The Endothelial Activation and Stress Index (EASIX) score is an independent prognostic factor in patients with diffuse large B-cell lymphoma.

机构信息

Division of Hematology and Oncology, Department of Internal Medicine, Gyeongsang National University Hospital, Gyeongsang National University College of Medicine, Jinju, South Korea.

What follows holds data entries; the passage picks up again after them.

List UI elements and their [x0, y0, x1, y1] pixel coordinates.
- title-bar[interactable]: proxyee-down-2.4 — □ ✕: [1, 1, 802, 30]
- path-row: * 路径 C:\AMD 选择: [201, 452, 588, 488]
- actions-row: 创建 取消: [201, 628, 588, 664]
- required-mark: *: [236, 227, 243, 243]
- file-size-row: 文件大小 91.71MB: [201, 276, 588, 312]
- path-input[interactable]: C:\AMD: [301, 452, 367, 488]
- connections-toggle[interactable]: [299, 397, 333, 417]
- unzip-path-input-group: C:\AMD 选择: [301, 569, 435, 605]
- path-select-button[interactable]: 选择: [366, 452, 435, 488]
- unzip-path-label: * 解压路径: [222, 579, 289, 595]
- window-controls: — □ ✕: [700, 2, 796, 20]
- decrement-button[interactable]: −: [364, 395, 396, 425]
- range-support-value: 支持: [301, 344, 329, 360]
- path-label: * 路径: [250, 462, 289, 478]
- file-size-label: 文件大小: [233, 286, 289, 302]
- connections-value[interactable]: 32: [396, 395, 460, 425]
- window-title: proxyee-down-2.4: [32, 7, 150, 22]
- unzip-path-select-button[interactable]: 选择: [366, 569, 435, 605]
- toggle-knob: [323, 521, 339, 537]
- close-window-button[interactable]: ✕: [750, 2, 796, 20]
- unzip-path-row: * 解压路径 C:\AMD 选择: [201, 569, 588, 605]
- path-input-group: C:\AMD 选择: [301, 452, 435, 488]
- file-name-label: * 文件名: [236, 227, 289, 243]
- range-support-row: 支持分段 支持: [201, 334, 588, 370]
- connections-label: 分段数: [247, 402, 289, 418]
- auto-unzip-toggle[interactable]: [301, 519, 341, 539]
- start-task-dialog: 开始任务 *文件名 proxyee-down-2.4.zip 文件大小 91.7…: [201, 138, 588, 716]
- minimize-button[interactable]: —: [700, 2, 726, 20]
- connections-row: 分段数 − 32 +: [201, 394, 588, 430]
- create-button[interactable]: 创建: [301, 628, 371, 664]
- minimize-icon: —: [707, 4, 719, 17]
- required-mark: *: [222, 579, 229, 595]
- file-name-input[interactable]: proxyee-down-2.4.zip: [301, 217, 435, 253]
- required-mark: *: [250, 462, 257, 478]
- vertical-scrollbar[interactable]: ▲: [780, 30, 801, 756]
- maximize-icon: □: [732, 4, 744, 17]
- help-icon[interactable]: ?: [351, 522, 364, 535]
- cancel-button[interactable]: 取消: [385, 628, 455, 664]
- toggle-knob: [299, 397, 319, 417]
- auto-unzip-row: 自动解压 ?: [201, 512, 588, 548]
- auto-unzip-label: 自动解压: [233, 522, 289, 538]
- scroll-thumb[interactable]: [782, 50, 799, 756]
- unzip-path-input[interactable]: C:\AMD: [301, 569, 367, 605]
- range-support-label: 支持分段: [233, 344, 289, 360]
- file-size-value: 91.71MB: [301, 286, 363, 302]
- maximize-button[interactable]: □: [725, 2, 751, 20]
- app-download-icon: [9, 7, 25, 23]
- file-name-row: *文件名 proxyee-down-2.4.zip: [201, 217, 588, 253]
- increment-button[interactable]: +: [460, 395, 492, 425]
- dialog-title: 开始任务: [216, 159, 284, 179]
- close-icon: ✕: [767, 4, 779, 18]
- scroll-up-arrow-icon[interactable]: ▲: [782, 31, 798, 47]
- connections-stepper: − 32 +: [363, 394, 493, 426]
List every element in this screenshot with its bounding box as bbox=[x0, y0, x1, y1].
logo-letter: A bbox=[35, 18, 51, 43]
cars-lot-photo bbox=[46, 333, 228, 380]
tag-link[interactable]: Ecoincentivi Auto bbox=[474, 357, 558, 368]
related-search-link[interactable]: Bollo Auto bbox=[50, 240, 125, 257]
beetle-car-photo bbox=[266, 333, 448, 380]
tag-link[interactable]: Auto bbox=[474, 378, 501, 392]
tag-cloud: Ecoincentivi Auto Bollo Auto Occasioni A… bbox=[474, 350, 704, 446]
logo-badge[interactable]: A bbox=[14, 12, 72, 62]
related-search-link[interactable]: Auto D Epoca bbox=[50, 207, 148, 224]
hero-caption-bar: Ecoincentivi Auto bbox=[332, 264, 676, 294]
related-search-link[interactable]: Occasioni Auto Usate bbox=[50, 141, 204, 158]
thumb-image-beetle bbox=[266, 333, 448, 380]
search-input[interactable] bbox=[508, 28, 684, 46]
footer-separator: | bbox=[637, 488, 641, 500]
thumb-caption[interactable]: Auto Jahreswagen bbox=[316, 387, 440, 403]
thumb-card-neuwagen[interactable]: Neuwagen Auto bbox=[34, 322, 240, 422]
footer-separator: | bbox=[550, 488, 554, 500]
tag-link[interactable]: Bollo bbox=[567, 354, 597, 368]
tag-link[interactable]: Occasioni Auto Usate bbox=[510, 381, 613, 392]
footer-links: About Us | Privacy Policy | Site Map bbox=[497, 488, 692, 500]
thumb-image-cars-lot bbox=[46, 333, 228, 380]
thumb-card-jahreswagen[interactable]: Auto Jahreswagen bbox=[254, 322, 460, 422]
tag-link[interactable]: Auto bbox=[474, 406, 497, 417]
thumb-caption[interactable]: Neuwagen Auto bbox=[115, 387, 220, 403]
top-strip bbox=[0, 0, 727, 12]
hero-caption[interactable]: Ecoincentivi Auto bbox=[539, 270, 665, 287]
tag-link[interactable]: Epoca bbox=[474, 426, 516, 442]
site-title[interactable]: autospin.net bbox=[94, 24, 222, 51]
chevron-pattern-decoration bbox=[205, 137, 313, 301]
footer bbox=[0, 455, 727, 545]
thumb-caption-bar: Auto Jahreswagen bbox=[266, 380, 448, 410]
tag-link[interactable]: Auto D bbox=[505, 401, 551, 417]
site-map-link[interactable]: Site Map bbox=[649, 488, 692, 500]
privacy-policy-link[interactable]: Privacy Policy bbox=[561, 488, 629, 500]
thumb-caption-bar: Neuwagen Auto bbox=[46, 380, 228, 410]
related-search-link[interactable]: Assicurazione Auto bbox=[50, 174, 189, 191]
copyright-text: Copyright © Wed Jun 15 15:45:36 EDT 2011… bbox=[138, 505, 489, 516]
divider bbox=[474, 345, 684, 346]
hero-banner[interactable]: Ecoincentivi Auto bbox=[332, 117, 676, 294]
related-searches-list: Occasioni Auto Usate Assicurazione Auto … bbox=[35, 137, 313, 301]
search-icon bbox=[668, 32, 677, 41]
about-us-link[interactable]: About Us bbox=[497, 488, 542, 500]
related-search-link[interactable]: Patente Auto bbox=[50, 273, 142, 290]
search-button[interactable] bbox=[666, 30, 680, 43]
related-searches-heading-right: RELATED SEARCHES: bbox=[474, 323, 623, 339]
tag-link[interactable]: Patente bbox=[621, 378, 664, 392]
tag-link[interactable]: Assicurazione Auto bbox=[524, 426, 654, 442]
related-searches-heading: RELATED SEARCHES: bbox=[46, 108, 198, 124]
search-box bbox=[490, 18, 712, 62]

Division of Hematology and Oncology, Department of Internal Medicine, Institute of Health Sciences, Gyeongsang National University Changwon Hospital, Gyeongsang National University College of Medicine, Changwon, South Korea.

出版信息

BMC Cancer. 2022 Jul 25;22(1):816. doi: 10.1186/s12885-022-09915-4.

Abstract

BACKGROUND

The endothelial activation and stress index (EASIX) score has been reported to predict overall survival (OS) in hematological cancers. However, it has not been validated as a prognostic marker for diffuse large B-cell lymphoma (DLBCL) to date.

METHODS

The records of 265 patients who presented with DLBCL in the Republic of Korea between January 07, 2004, and March 05, 2020 were retrospectively reviewed. For all included patients, EASIX scores were calculated using serum lactate dehydrogenase (LDH) and creatinine levels and the platelet count measured at diagnosis as follows: LDH (U/L) × creatinine (mg/dL)/platelet count (10/L).

RESULTS

The median age of the patients was 64 years. The optimal cutoff value of EASIX according to the receiver operating characteristic analysis for OS was 1.33. All the patients were treated with cyclophosphamide, doxorubicin, vincristine, and prednisone combined with rituximab. The 1-year OS and progression-free survival (PFS) rates were lower in the high-EASIX group than in the low EASIX group (63.8% vs. 84.4%, p < 0.001 and 54.0% vs. 79.6%, p < 0.001, respectively). A high EASIX was an independent poor prognostic factor for OS and PFS (hazard ratio, 1.606; 95% CI, 1.077-2.395; p = 0.020 and hazard ratio, 1.621; 95% CI, 1.066-2.464; p = 0.024, respectively).

CONCLUSIONS

EASIX is a readily available and cheaply obtainable parameter in clinical studies and shows considerable potential as a new prognostic marker for patients with newly diagnosed DLBCL.

摘要

背景

内皮细胞激活和应激指数(EASIX)评分已被报道可预测血液系统恶性肿瘤的总生存期(OS)。然而,迄今为止,它尚未被验证为弥漫性大 B 细胞淋巴瘤(DLBCL)的预后标志物。

方法

回顾性分析了 2004 年 1 月 7 日至 2020 年 3 月 5 日期间在韩国就诊的 265 例 DLBCL 患者的记录。对于所有纳入的患者,使用血清乳酸脱氢酶(LDH)和肌酐水平以及诊断时测量的血小板计数计算 EASIX 评分,公式为:LDH(U/L)×肌酐(mg/dL)/血小板计数(10/L)。

结果

患者的中位年龄为 64 岁。根据 OS 的受试者工作特征分析,EASIX 的最佳截断值为 1.33。所有患者均接受环磷酰胺、多柔比星、长春新碱和泼尼松联合利妥昔单抗治疗。高 EASIX 组的 1 年 OS 和无进展生存期(PFS)率低于低 EASIX 组(63.8% vs. 84.4%,p<0.001 和 54.0% vs. 79.6%,p<0.001)。高 EASIX 是 OS 和 PFS 的独立不良预后因素(风险比,1.606;95%可信区间,1.077-2.395;p=0.020 和风险比,1.621;95%可信区间,1.066-2.464;p=0.024)。

结论

EASIX 是临床研究中易于获得且价格低廉的参数,作为新诊断的 DLBCL 患者的新预后标志物具有很大的潜力。